16 I will make your pregnancies way more grievous. הַרְבָּ֤ה אַרְבֶּה֙ עִצְּבוֹנֵ֣ךְ וְהֵֽרֹנֵ֔ךְ
We talked a lot last time about the first two Hebrew words of this phrase and introduced the next two as a hendiadys, leaving each of those words, plus their combination, for a longer discussion this time. Now here we are.
Let me pull apart the words quoted above so you can see what I’m doing in the translation. The bold text shows which English words are translating which Hebrew words:
I will make your pregnancies way more grievous. הַרְבָּ֤ה אַרְבֶּה֙ עִצְּבוֹנֵ֣ךְ וְהֵֽרֹנֵ֔ךְ
I will make your pregnancies way more grievous. הַרְבָּ֤ה אַרְבֶּה֙ עִצְּבוֹנֵ֣ךְ וְהֵֽרֹנֵ֔ךְ
This is not a simple equation where English word X = Hebrew word Y. We still need to talk about each of these two words individually before we can go to work what it means to combine them.
We mentioned a while back that both the snake and the man, but not the woman, would hear the word arur ‘cursed’ aimed at them. The man and the woman, but not the snake, also share a word. It’s the first of our pair, עִצָּבוֹן itzavon
. It’s very much related to the word we’ll see as soon as we continue, the next word in the verse, עֶצֶב. Here’s how HALOT defines that word:
—1. hurt: דְּבַר־עֶצֶב a hurtful word: Pr 151
—2. strenuous work Pr 1022, 1423; pl. what is acquired with difficulty Pr 510, לֶחֶם הָעֲצָבִים bread acquired with pain, or bread of anxious toil Ps 1272, cj. Jr 1119 for עֵץ בְּלַחְמוֹ rd. ? עֶצֶב לַחְמוֹ
—3. pain (of childbirth) Gn 316 (SamP. בְּעִצָּבוֹן). †
The six occurrences listed in that definition are the only ones in the Bible (that’s what that dagger means in a Biblical Hebrew lexicon), but when I type עצב into my Accordance Bible search program I find 40 more with just those three Hebrew letters. They show up in different parts of speech, all dealing with grief or pain (or false gods). עצוב means “sad” in Modern Hebrew. These three letters bode no good!

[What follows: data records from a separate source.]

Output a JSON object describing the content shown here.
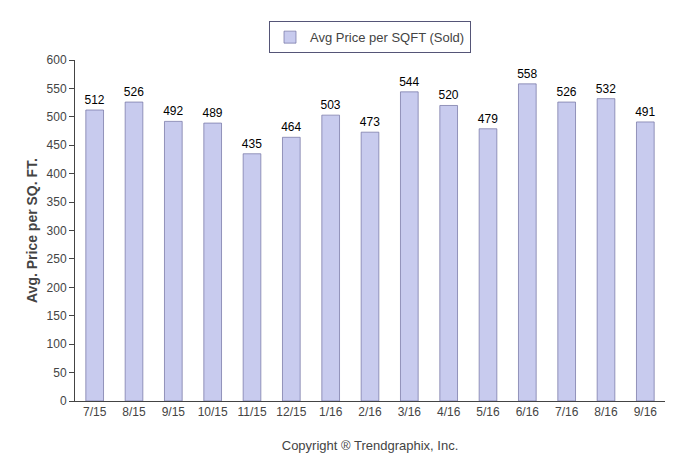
{
  "chart_data": {
    "type": "bar",
    "categories": [
      "7/15",
      "8/15",
      "9/15",
      "10/15",
      "11/15",
      "12/15",
      "1/16",
      "2/16",
      "3/16",
      "4/16",
      "5/16",
      "6/16",
      "7/16",
      "8/16",
      "9/16"
    ],
    "series": [
      {
        "name": "Avg Price per SQFT (Sold)",
        "color": "#c8cbee",
        "values": [
          512,
          526,
          492,
          489,
          435,
          464,
          503,
          473,
          544,
          520,
          479,
          558,
          526,
          532,
          491
        ]
      }
    ],
    "xlabel": "Copyright ® Trendgraphix, Inc.",
    "ylabel": "Avg. Price per SQ. FT.",
    "ylim": [
      0,
      600
    ],
    "yticks": [
      0,
      50,
      100,
      150,
      200,
      250,
      300,
      350,
      400,
      450,
      500,
      550,
      600
    ],
    "grid": false,
    "legend": "top",
    "data_labels": true
  }
}
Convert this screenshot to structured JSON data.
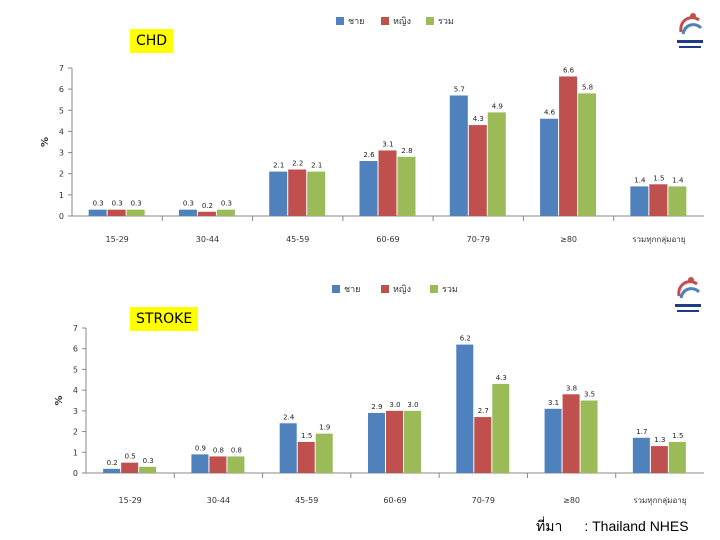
{
  "colors": {
    "male": "#4f81bd",
    "female": "#c0504d",
    "total": "#9bbb59"
  },
  "chart_data": [
    {
      "type": "bar",
      "label": "CHD",
      "ylabel": "%",
      "ylim": [
        0,
        7
      ],
      "yticks": [
        "0",
        "1",
        "2",
        "3",
        "4",
        "5",
        "6",
        "7"
      ],
      "legend_position": "top",
      "categories": [
        "15-29",
        "30-44",
        "45-59",
        "60-69",
        "70-79",
        "≥80",
        "รวมทุกกลุ่มอายุ"
      ],
      "series": [
        {
          "name": "ชาย",
          "values": [
            0.3,
            0.3,
            2.1,
            2.6,
            5.7,
            4.6,
            1.4
          ],
          "labels": [
            "0.3",
            "0.3",
            "2.1",
            "2.6",
            "5.7",
            "4.6",
            "1.4"
          ]
        },
        {
          "name": "หญิง",
          "values": [
            0.3,
            0.2,
            2.2,
            3.1,
            4.3,
            6.6,
            1.5
          ],
          "labels": [
            "0.3",
            "0.2",
            "2.2",
            "3.1",
            "4.3",
            "6.6",
            "1.5"
          ]
        },
        {
          "name": "รวม",
          "values": [
            0.3,
            0.3,
            2.1,
            2.8,
            4.9,
            5.8,
            1.4
          ],
          "labels": [
            "0.3",
            "0.3",
            "2.1",
            "2.8",
            "4.9",
            "5.8",
            "1.4"
          ]
        }
      ]
    },
    {
      "type": "bar",
      "label": "STROKE",
      "ylabel": "%",
      "ylim": [
        0,
        7
      ],
      "yticks": [
        "0",
        "1",
        "2",
        "3",
        "4",
        "5",
        "6",
        "7"
      ],
      "legend_position": "top",
      "categories": [
        "15-29",
        "30-44",
        "45-59",
        "60-69",
        "70-79",
        "≥80",
        "รวมทุกกลุ่มอายุ"
      ],
      "series": [
        {
          "name": "ชาย",
          "values": [
            0.2,
            0.9,
            2.4,
            2.9,
            6.2,
            3.1,
            1.7
          ],
          "labels": [
            "0.2",
            "0.9",
            "2.4",
            "2.9",
            "6.2",
            "3.1",
            "1.7"
          ]
        },
        {
          "name": "หญิง",
          "values": [
            0.5,
            0.8,
            1.5,
            3.0,
            2.7,
            3.8,
            1.3
          ],
          "labels": [
            "0.5",
            "0.8",
            "1.5",
            "3.0",
            "2.7",
            "3.8",
            "1.3"
          ]
        },
        {
          "name": "รวม",
          "values": [
            0.3,
            0.8,
            1.9,
            3.0,
            4.3,
            3.5,
            1.5
          ],
          "labels": [
            "0.3",
            "0.8",
            "1.9",
            "3.0",
            "4.3",
            "3.5",
            "1.5"
          ]
        }
      ]
    }
  ],
  "source": {
    "label": "ที่มา",
    "text": ": Thailand NHES"
  }
}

Our particular word, itzavon, occurs just twice more in the Bible, once in the very next verse and once, thankfully, in Gen 5:29, when Noah is born, given that name “because he will relieve us from our itzavon.” Much more on that phrase when we get there, but you can see that from a literary perspective it’s connecting the Flood story (of which Noah is the hero) to the Garden story that we’re reading right now. Because it’s used in this verse with regard to pregnancy, I’ve translated it to say that pregnancy will now become more grievous for her. That English word seems to combine difficulty, pain, and sadness into one package.
That’s dependent on understanding the next word as “pregnancy,” which not everyone does. The NRSV and NJPS both translate our phrase as “your pangs in childbearing” (not “pregnancy”). Surprise! It’s a hapax legomenon.